The goal of the outsourcing deal is produce cost savings that Sprint can then reinvest in the network, but Bernstein Research senior analyst Craig Moffett isn’t so convinced that Sprint can achieve any great level of efficiency.

“Any genuine cost savings for Sprint are apt to be minimal at best,” Moffett said in a research note. “As the nation`s third largest wireless carrier, Sprint already enjoys certain economies of scale in terms of network operations (albeit offset to a large degree by having to operate two of them) and has considerable management experience in this area. Smaller players, by contrast, would be much more likely to benefit from such an outsourcing arrangement. Large carriers typically view network operations as a core function.”

Moffett pointed out that Ericsson’s outsourcing efficiencies overseas have relied on sharing network and employee resources across several operators. If Ericsson is to achieve those sorts of economies of scale it needs to bring other North American network operators on board with similar outsourcing agreements, Moffett said.

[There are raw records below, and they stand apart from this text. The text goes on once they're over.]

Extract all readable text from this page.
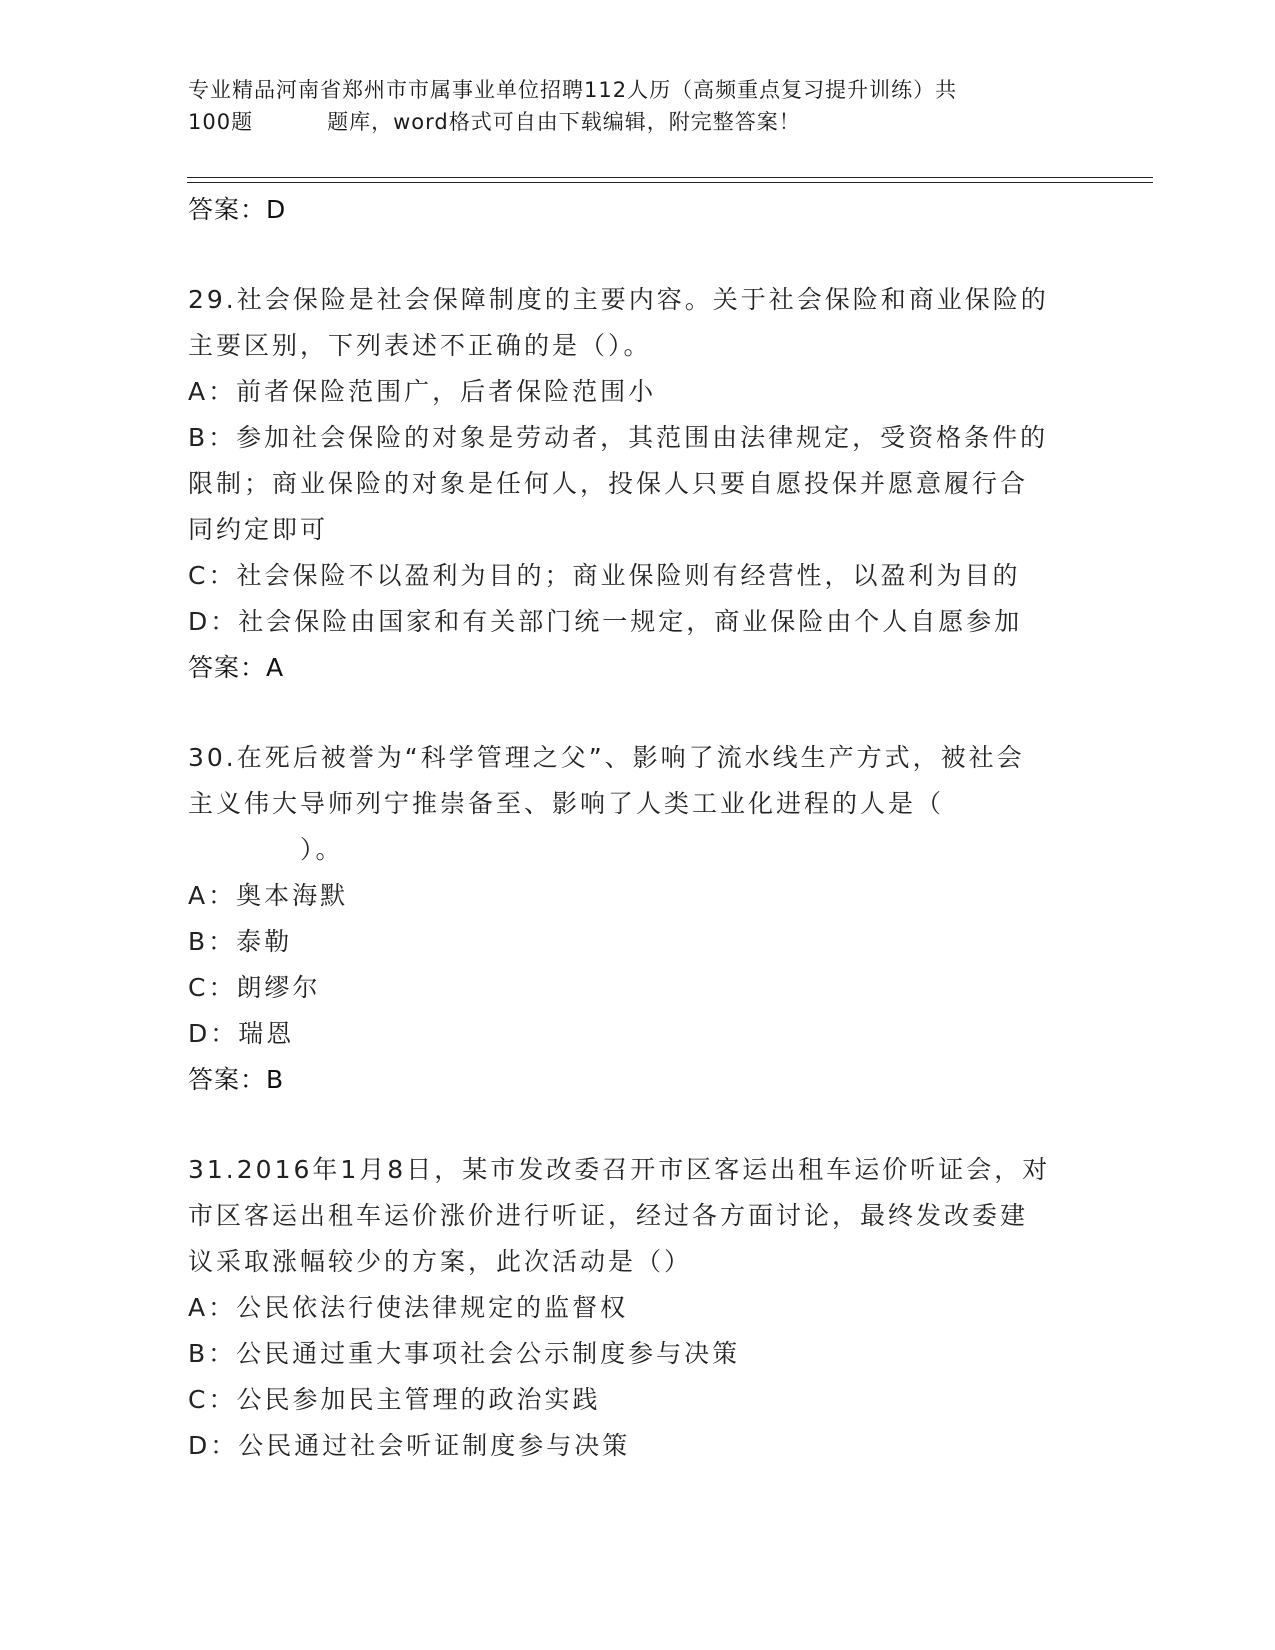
专业精品河南省郑州市市属事业单位招聘112人历（高频重点复习提升训练）共
100题	题库，word格式可自由下载编辑，附完整答案！
答案：D
29.社会保险是社会保障制度的主要内容。关于社会保险和商业保险的
主要区别，下列表述不正确的是（）。
A：前者保险范围广，后者保险范围小
B：参加社会保险的对象是劳动者，其范围由法律规定，受资格条件的
限制；商业保险的对象是任何人，投保人只要自愿投保并愿意履行合
同约定即可
C：社会保险不以盈利为目的；商业保险则有经营性，以盈利为目的
D：社会保险由国家和有关部门统一规定，商业保险由个人自愿参加
答案：A
30.在死后被誉为“科学管理之父”、影响了流水线生产方式，被社会
主义伟大导师列宁推崇备至、影响了人类工业化进程的人是（
）。
A：奥本海默
B：泰勒
C：朗缪尔
D：瑞恩
答案：B
31.2016年1月8日，某市发改委召开市区客运出租车运价听证会，对
市区客运出租车运价涨价进行听证，经过各方面讨论，最终发改委建
议采取涨幅较少的方案，此次活动是（）
A：公民依法行使法律规定的监督权
B：公民通过重大事项社会公示制度参与决策
C：公民参加民主管理的政治实践
D：公民通过社会听证制度参与决策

“Those overseas carriers that have realized meaningful cost savings have done so by sharing subscale networks to gain economies of scale and improve coverage, not by simply shuffling employees around,” Moffett said. “In the U.S., the probability that AT&T or Verizon, whose competitive advantages in large part rest on their networks, would share with any other player is essentially zero. T-Mobile uses a different wireless standard (GSM) than Sprint (CDMA and iDEN), making a sharing agreement impractical.”

Elfman, however, said there were several areas outside of network sharing that Ericsson’s huge scale. Ericsson can negotiate better deals with suppliers and buy equipment and services for all of its outsourcing customers in bulk, Elfman said.

The choice of Ericsson also puzzled some analysts at Sprint’s conference call. Ericsson is the world’s largest wireless infrastructure vendor, but it focuses solely on the GSM family equipment, while Sprint’s CDMA and iDEN technology choices are decidedly outside that sphere. Even Sprint’s 4G strategy is foreign to Ericsson. Sprint has opted to pursue WiMax through its investment in Clearwire, while Ericsson is the only major vendor to have never pursued a WiMax product line.

But Elfman distinguished between an equipment contract and outsourcing relationship. Ericsson’s managed services business is technology agnostic, Elfman said, and any expertise in CDMA or iDEN Ericsson requires will come with the 6000 employees transferring to the vendor.

“This was a managed services decision, and one in which that is a very key part of their business and much more important to us than the hardware and technology decisions they’ve made,” Elfman said.